He had turned himself about as she spoke, and now instead of sitting he knelt by her side, she leaning on her elbow toward him. In the humility of the simple words, there was something exquisite to him, they flooded his heart with a tender protectiveness.

“Oh, my darling, you say that to me! Indeed, indeed, I never reproached you.”

Dora was still grave.

“I know that,” she said, “but I reproached myself. How could I help it? But, Claude, the sting has gone out of my self-reproach. I can’t help it: it has. You have to tell me, if you truly can, that I needn’t barb it again.

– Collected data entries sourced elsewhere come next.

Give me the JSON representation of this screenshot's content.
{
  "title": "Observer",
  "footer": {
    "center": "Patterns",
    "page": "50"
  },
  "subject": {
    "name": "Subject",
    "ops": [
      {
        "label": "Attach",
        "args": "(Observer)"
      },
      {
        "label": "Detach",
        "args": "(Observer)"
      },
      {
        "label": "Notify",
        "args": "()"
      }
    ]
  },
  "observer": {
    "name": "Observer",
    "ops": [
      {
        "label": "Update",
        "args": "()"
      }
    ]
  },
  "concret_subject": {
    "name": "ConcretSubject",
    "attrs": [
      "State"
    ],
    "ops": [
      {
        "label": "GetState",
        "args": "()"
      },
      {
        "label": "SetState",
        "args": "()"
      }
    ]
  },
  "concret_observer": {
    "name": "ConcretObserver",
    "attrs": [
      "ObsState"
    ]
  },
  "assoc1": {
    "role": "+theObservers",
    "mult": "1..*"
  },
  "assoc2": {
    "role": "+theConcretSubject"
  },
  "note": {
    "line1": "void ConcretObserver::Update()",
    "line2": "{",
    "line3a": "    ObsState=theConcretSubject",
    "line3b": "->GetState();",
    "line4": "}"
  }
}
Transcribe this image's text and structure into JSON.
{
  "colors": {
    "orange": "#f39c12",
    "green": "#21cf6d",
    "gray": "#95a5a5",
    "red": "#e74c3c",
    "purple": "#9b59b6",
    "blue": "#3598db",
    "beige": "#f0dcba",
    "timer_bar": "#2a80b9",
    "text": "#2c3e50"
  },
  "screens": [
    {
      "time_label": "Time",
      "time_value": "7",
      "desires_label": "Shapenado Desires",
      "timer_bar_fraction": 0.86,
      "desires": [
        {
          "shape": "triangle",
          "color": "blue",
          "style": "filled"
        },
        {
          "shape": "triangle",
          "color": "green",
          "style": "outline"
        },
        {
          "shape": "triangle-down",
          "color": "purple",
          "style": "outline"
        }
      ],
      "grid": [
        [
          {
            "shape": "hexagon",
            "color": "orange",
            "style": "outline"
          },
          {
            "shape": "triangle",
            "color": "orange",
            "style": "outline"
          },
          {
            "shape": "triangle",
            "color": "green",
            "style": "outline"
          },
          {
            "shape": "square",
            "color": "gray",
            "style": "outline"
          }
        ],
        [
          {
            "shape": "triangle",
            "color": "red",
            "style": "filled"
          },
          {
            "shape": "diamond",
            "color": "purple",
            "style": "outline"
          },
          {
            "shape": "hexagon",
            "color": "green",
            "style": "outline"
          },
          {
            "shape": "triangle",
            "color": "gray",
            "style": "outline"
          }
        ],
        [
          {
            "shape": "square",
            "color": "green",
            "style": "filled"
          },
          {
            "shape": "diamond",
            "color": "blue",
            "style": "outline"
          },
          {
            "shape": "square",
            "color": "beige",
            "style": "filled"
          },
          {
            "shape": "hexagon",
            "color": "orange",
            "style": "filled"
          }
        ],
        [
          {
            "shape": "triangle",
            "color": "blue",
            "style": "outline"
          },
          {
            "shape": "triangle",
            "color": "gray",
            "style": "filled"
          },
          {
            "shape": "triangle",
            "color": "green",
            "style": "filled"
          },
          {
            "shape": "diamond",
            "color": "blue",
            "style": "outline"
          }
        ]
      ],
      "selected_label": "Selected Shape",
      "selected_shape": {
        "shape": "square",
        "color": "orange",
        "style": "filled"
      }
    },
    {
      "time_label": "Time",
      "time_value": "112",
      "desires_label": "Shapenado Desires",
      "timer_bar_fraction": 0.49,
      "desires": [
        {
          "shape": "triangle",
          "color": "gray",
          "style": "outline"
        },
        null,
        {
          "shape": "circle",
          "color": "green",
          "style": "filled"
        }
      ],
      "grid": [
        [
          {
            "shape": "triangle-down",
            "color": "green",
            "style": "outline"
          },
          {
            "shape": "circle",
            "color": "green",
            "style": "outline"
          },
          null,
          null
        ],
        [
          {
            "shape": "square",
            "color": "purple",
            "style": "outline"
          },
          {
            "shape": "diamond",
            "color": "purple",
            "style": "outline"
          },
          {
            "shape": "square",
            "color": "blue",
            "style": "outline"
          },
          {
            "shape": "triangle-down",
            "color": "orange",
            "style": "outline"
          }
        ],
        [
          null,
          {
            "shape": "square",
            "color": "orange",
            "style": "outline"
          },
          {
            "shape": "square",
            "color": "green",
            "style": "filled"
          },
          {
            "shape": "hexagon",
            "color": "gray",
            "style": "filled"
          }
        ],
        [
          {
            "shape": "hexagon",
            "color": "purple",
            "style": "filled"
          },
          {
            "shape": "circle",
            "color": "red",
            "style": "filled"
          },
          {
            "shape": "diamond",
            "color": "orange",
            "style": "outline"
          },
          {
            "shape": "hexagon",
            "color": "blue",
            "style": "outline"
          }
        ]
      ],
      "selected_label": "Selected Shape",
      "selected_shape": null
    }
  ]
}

He saw she wanted the direct answer.

“You need not,” he said. “And I think you cannot. You can’t make an old bruise ache again when it is well.”

“Then it has gone,” she said. “Pull me up, dear, with those strong hands.”

He raised her to her feet, and she clung to him a moment.

“Oh, Claude! it is getting near the best time of all,” she said. “Your mother once told me that to bear a child was the best thing God ever thought of for women. Oh dear! and she was so funny at tea. Dad said something about a foreman he had discharged with nine children and another coming, and she pulled him up. How beautifully laughter and the biggest things in the world go together. They don’t interfere with one another in the least.”

“Lord! and to think that once I used to believe you weren’t respectful enough to Dad and her,” said he.